Abysia's blood magic also makes them capable of locking down crucial provinces if they aren't protected by domes as well thanks to Dream Horrors and Raging Hearts. Each Dream Horror cast will not only apply unrest directly, but will continue to apply unrest every turn until they're patrolled out, and they can be discovered only by units with Spirit Sight. While most nations can acquire this by summoning up a bunch of longdead or watchers, only the undead nations like Sceleria will be ready for it ahead of time (since if they were readying themselves for it, they would have simply used Domes to begin with). Raging Hearts, along similar lines, applies a massive amount of unrest on cast, as well as directly reducing the targeted province's population.

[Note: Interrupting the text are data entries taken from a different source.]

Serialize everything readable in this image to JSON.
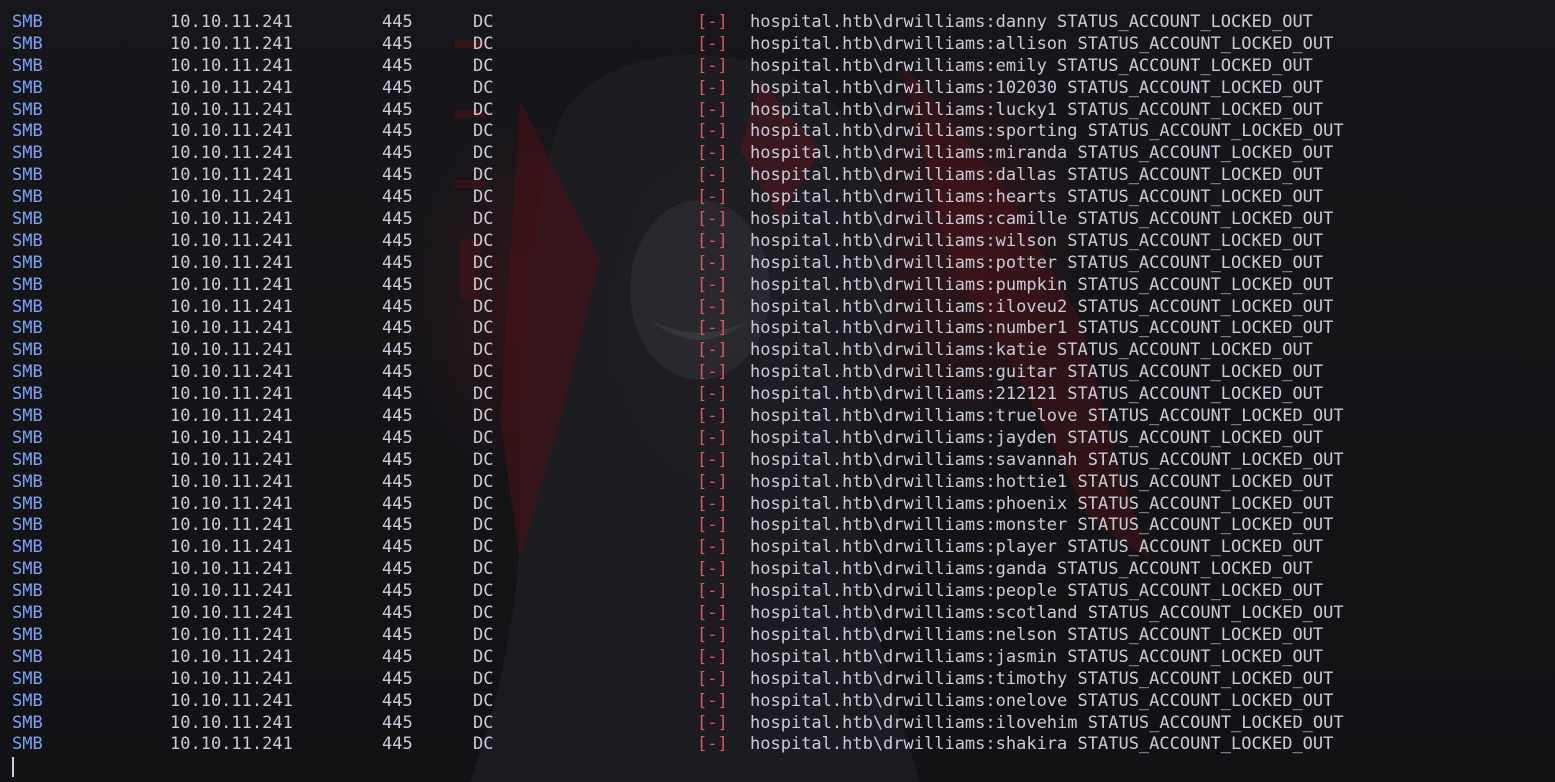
{
  "terminal": {
    "columns": {
      "proto": "SMB",
      "ip": "10.10.11.241",
      "port": "445",
      "host": "DC",
      "status": "[-]"
    },
    "prefix": "hospital.htb\\drwilliams:",
    "result": "STATUS_ACCOUNT_LOCKED_OUT",
    "passwords": [
      "danny",
      "allison",
      "emily",
      "102030",
      "lucky1",
      "sporting",
      "miranda",
      "dallas",
      "hearts",
      "camille",
      "wilson",
      "potter",
      "pumpkin",
      "iloveu2",
      "number1",
      "katie",
      "guitar",
      "212121",
      "truelove",
      "jayden",
      "savannah",
      "hottie1",
      "phoenix",
      "monster",
      "player",
      "ganda",
      "people",
      "scotland",
      "nelson",
      "jasmin",
      "timothy",
      "onelove",
      "ilovehim",
      "shakira"
    ],
    "colors": {
      "proto": "#7aa2f7",
      "text": "#c9ccd8",
      "status_fail": "#e05561",
      "background": "#141418"
    }
  }
}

This means that when fighting cap dependent nations like Ys or Ashdod, Abysia has the ability to utterly cripple their recruitment.
Abysia with this build is competitive with any other nation of the era. It has an incredibly strong early game, capable of outright rushing many nations. It has a very sharp research progression, with strong power spikes in multiple schools available very early and the ability to rapidly accelerate its research with boosters and early infrastructure. Because of its unmatched expansion, it can acquire independent mages to counteract enemy spells that might otherwise counter it. Abysia's late game remains among the best in the game, even with death scales, thanks to its deep blood power and ability to effectively use whatever gem resources it finds when it conquers other nations. Finally, its ability to recruit Holy 3 mages in any fort and powerful magic phase tools allows it to quickly claim the Thrones of Ascension that you need to win once you have attained enough of an advantage to do so.
windrider03 Mar 18, 2022 @ 3:13am 
Excellent guide. The build is vulnerable to tramplers. Fortunately MA recruitable tramplers are not too dangerous in early game. However, beware of awake bulls and Mother of Earth! : )
stun Mar 10, 2022 @ 6:56pm 
this build is so fucking bad lol
Sy  [author] Feb 3, 2022 @ 10:17am 
You want to have 2 squads when expanding to prevent your priest from being hit by indies, and using only 3 lava warriors would leave one of them alone in its square. 4 abysians+3 lava warriors gets you 3 full squares - 2 lava warriors, a lava warrior and an abysian, and 3 abysians. That's good enough to expand.
Sesleri Jan 31, 2022 @ 1:23pm 
>You will be able to afford only 3 Lava Warriors on your first turn, so you will want to leave 4 units >behind out of your starting army and expand with the remaining 26 units.

Could you explain reasoning here? And what does turn 2 expansion look like?
Kvist Feb 3, 2021 @ 11:36am 
Very good guide. I would love to see more of those.